The GOP is citing Omar’s previous comments that appeared to lean into antisemitic tropes as the reason it’s moving to force her off the Foreign Affairs Committee. Certain tweets not long after she came to Congress had even enraged some of her fellow Democrats, though she deleted the posts and has apologized.
She also drew a conservative backlash for comments in 2019 about the Sept. 11 terrorist attacks, which she said Republican critics have taken out of context. She also quickly clarified and apologized two years later for comments on war crimes that appeared to compare the U.S. and Israel to Hamas and the Taliban.
And she’s plainly frustrated that Republicans have forcibly compared her with Reps.
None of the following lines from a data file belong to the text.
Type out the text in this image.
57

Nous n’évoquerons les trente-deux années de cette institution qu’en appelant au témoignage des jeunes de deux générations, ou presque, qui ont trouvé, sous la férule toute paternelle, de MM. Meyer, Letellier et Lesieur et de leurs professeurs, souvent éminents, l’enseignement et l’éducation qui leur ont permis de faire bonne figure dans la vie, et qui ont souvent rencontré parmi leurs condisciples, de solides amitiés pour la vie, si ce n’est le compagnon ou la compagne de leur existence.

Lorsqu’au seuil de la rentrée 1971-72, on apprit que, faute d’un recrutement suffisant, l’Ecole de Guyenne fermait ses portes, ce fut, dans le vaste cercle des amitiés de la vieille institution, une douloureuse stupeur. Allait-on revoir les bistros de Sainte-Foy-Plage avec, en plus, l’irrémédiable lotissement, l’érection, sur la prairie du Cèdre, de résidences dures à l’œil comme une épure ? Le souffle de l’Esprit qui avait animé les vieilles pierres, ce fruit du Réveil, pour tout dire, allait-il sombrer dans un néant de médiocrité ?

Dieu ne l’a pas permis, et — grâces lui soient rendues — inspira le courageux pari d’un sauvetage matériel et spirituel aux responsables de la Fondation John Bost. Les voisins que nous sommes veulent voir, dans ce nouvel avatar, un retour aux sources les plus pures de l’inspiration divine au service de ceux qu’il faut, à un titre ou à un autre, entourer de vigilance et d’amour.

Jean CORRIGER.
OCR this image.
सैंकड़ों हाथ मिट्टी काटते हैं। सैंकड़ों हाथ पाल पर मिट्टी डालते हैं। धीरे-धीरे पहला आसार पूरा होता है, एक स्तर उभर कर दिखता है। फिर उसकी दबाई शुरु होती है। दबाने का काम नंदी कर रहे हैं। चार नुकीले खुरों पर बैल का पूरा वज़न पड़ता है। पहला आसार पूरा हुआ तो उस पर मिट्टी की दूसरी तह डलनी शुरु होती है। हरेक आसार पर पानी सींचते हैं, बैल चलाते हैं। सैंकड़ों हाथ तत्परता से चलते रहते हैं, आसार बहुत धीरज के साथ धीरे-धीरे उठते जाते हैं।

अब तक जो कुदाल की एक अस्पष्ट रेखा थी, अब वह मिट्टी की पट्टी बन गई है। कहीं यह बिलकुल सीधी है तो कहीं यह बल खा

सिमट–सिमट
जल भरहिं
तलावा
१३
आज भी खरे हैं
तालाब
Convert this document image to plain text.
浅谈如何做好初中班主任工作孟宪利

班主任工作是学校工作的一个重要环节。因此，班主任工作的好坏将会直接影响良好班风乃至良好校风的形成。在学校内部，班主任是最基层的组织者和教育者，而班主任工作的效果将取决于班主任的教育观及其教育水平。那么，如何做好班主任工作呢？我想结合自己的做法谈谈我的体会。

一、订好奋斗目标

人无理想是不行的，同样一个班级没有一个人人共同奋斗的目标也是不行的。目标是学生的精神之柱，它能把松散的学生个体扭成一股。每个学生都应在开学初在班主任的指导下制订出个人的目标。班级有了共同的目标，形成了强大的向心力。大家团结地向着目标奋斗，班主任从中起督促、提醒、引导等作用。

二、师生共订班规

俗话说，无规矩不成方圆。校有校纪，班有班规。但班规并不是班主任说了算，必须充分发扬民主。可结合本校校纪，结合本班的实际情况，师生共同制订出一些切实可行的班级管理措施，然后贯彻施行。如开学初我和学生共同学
Marjorie Taylor Greene (R-Ga.) and Paul Gosar (R-Ariz.), two conservatives whom Democrats removed from committees last Congress with some GOP support in response to incendiary rhetoric aimed at fellow lawmakers. She’s aggressively made the case that her situation is entirely different.
“I would love for this to be an actual debate. But it’s a smear, it is an attack, and to me in many ways it feels like it’s McCarthyism that’s being carried out by the new McCarthy,” she said.
Olivia Beavers contributed to this report.